Saturday, November 28, 2009

Mobile Phones - Alternative Penalties

The Vikings Weekender is a small weekend tournament held in Canberra, Australia each year. This year there are 57 players playing, with a time limit of G60m+10s per moved. As it isn't FIDE rated, I (the arbiter) have a little flexibility with some of the rules. For this years event I am trialling a different set of penalties for Mobile Phone Infractions.
Instead of the instant loss that the current FIDE Rules prescribe, I instead announced a two-step system. If a players phone makes a sound (ring, beep, trill etc), the player will be given a warning and the opponent will be given an additional 5 minutes time. If it happens a second time the player will then lose the games. Note: Players are still forbidden from conducting conversations on the phone if it does ring.
As for how it is working in practice I cannot say. By the end of Day 1, no ones phone made a noise.

Monday, November 23, 2009

Bughouse Rules

A couple of weeks ago the ACT Junior Chess League held it's annual Transfer Tournament. (For those unaware, Transfer is the named used for Bughouse or Tandem Chess in Australia). The difficulty in running this event is that there are some subtle variants of the rules for Transfer, some of which only make sense if you are playing online.
So for information here are the declared variants to the rules that others may use.
Firstly, the reference for the rules we used was

The changes from these rules were

You can drop for check, but not for checkmate. Dropping for mate and pressing the clock is considered an illegal move (and the opponents can claim a win).
Pawns cannot be dropped on the 1st or 8th ranks.
There is no promotion. Pawns reaching the 8th rank just sit there until captured.
Partners can offer any sort of advice, even going so far as to suggest actual moves. The however cannot touch the pieces or clock on their partners board.
Castling can only take place with the original (ie non-dropped) rook.

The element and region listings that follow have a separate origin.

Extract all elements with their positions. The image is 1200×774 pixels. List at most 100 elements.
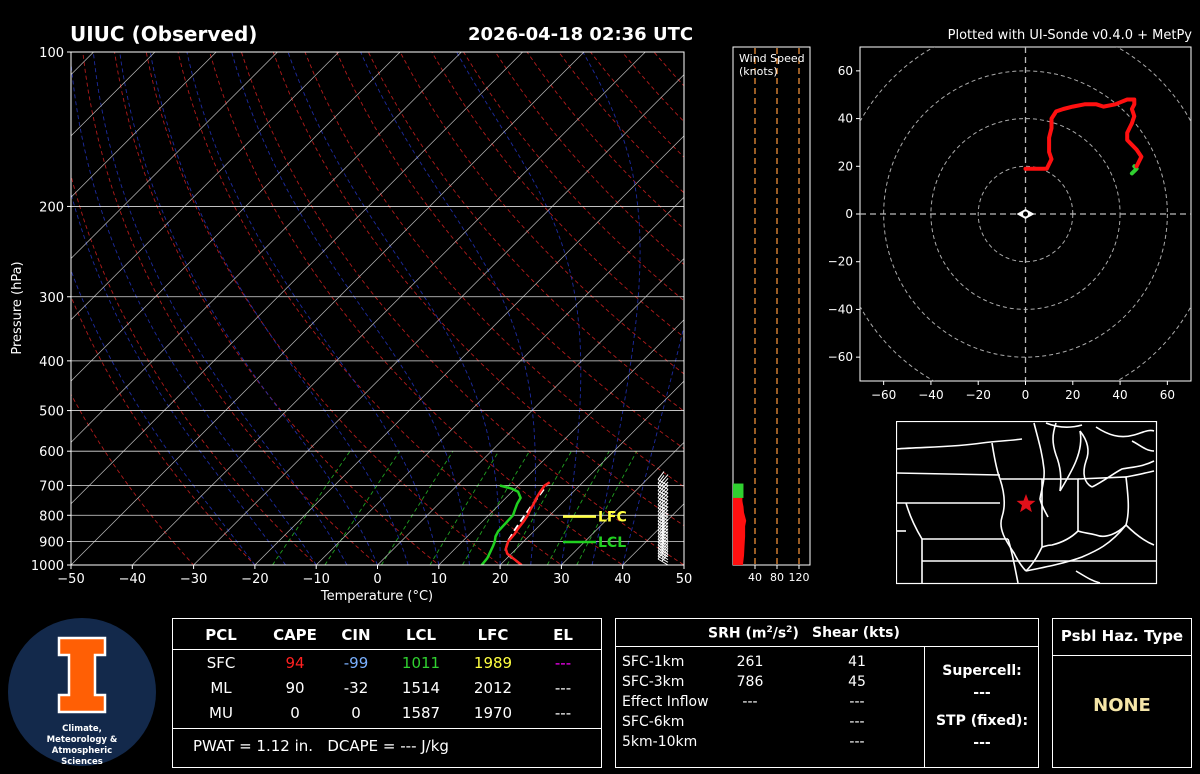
dry-adiabat-line	[209, 52, 624, 565]
dry-adiabat-line	[336, 52, 684, 450]
x-axis-label: Temperature (°C)	[320, 589, 433, 604]
y-tick-label: 900	[39, 536, 64, 551]
parcel-cell-pcl: SFC	[206, 654, 236, 672]
wind-speed-fill-high	[733, 483, 744, 498]
parcel-cell-pcl: ML	[210, 679, 232, 697]
dry-adiabat-line	[431, 52, 684, 338]
dry-adiabat-line	[272, 52, 684, 527]
y-tick-label: −20	[828, 255, 853, 269]
isotherm-line	[561, 441, 684, 565]
logo-caption: Climate, Meteorology & Atmospheric Scien…	[8, 724, 156, 768]
srh-header: SRH (m2/s2)	[708, 625, 799, 642]
wind-speed-title-line1: Wind Speed	[739, 52, 805, 65]
moist-adiabat-line	[92, 52, 348, 565]
parcel-cell-lcl: 1011	[401, 654, 441, 672]
kinematics-shear-value: ---	[849, 714, 865, 730]
isotherm-line	[499, 380, 684, 565]
kinematics-shear-value: 45	[848, 674, 866, 690]
kinematics-shear-value: ---	[849, 694, 865, 710]
isotherm-line	[132, 52, 646, 565]
kinematics-layer-label: SFC-1km	[622, 654, 685, 670]
kinematics-shear-value: ---	[849, 734, 865, 750]
x-tick-label: 20	[1065, 388, 1080, 402]
dry-adiabat-line	[621, 52, 684, 123]
supercell-label: Supercell:	[942, 663, 1022, 679]
parcel-cell-el: ---	[554, 679, 572, 697]
moist-adiabat-line	[71, 57, 317, 565]
skew-t-chart: 1002003004005006007008009001000 −50 −40 −3…	[10, 46, 692, 604]
hazard-type-value: NONE	[1093, 695, 1151, 716]
moist-adiabat-line	[186, 52, 440, 565]
x-tick-label: 20	[492, 572, 509, 587]
y-tick-label: 300	[39, 291, 64, 306]
level-label-lcl: LCL	[598, 535, 626, 551]
y-tick-label: 0	[845, 207, 853, 221]
kinematics-srh-value: ---	[742, 694, 758, 710]
supercell-value: ---	[973, 685, 991, 701]
x-tick-label: −30	[180, 572, 207, 587]
parcel-header-lcl: LCL	[405, 626, 437, 644]
kinematics-srh-value: 261	[736, 654, 764, 670]
y-tick-label: 600	[39, 445, 64, 460]
mixing-ratio-line	[429, 450, 500, 565]
parcel-cell-lcl: 1587	[401, 704, 441, 722]
parcel-cell-lcl: 1514	[401, 679, 441, 697]
dry-adiabat-line	[526, 52, 684, 230]
mixing-ratio-line	[272, 450, 351, 565]
kinematics-layer-label: Effect Inflow	[622, 694, 709, 710]
logo-caption-line: Atmospheric	[51, 746, 113, 756]
y-tick-label: −60	[828, 350, 853, 364]
hodograph-chart: −60 −40 −20 0 20 40 60 60 40 20 0 −20 −40 −60	[828, 46, 1192, 402]
mixing-ratio-line	[380, 450, 454, 565]
wind-speed-frame	[732, 46, 811, 566]
wind-speed-chart: Wind Speed (knots) 40 80 120	[732, 46, 811, 584]
dry-adiabat-line	[494, 52, 684, 266]
moist-adiabat-line	[582, 52, 641, 565]
level-label-lfc: LFC	[598, 510, 627, 526]
location-map	[896, 421, 1158, 585]
y-tick-label: 20	[838, 159, 853, 173]
y-tick-label: 40	[838, 112, 853, 126]
shear-header: Shear (kts)	[812, 625, 900, 641]
moist-adiabat-line	[287, 52, 501, 565]
moist-adiabat-line	[119, 52, 378, 565]
y-axis-label: Pressure (hPa)	[10, 261, 25, 354]
isotherm-line	[71, 52, 462, 443]
parcel-cell-lfc: 2012	[473, 679, 513, 697]
y-tick-label: 200	[39, 200, 64, 215]
department-logo: Climate, Meteorology & Atmospheric Scien…	[8, 618, 156, 768]
parcel-cell-el: ---	[554, 704, 572, 722]
parcel-cell-lfc: 1989	[473, 654, 513, 672]
wind-speed-title-line2: (knots)	[739, 65, 778, 78]
parcel-header-pcl: PCL	[205, 626, 237, 644]
isotherm-line	[71, 52, 523, 505]
x-tick-label: 0	[1022, 388, 1030, 402]
y-tick-label: 400	[39, 355, 64, 370]
logo-caption-line: Climate,	[62, 724, 102, 734]
y-tick-label: 800	[39, 509, 64, 524]
dry-adiabat-line	[463, 52, 684, 302]
dry-adiabat-line	[71, 173, 317, 565]
x-tick-label: 80	[770, 571, 784, 584]
parcel-table: PCL CAPE CIN LCL LFC EL SFC 94 -99 1011 1989 --- ML…	[172, 618, 602, 768]
dry-adiabat-line	[71, 393, 195, 565]
x-tick-label: 40	[748, 571, 762, 584]
moist-adiabat-line	[149, 52, 409, 565]
dry-adiabat-line	[71, 295, 256, 565]
moist-adiabat-line	[71, 191, 286, 565]
stp-label: STP (fixed):	[935, 713, 1029, 729]
kinematics-panel: SRH (m2/s2) Shear (kts) SFC-1km 261 41 SFC-…	[615, 618, 1039, 768]
y-tick-label: −40	[828, 302, 853, 316]
x-tick-label: 40	[1112, 388, 1127, 402]
x-tick-label: 120	[789, 571, 810, 584]
x-tick-label: −40	[918, 388, 943, 402]
kinematics-shear-value: 41	[848, 654, 866, 670]
wind-barb	[657, 471, 665, 480]
x-tick-label: 60	[1160, 388, 1175, 402]
hazard-panel: Psbl Haz. Type NONE	[1052, 618, 1192, 768]
dry-adiabat-line	[177, 52, 563, 565]
y-tick-label: 700	[39, 480, 64, 495]
y-tick-label: 100	[39, 46, 64, 61]
x-tick-label: −50	[57, 572, 84, 587]
wind-barb	[661, 474, 669, 482]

The trickiest (and most controversial) rule is the no-drop-for-mate rule. This rule has been around in Canberra since I started playing chess over 25 years ago, although it's continued existence probably has a lot to do with old hands like myself arguing for it's retention. Indeed when it was announced at this years tournament, it was met with a chorus of boos from the mainly under 14 crowd.
The no-promotion rule is simply to make OTB Transfer easier to handle. No running after spare queens, and then trying to remember if it was the promoted queen or the original queen that was captured (and therefore turned back into a pawn).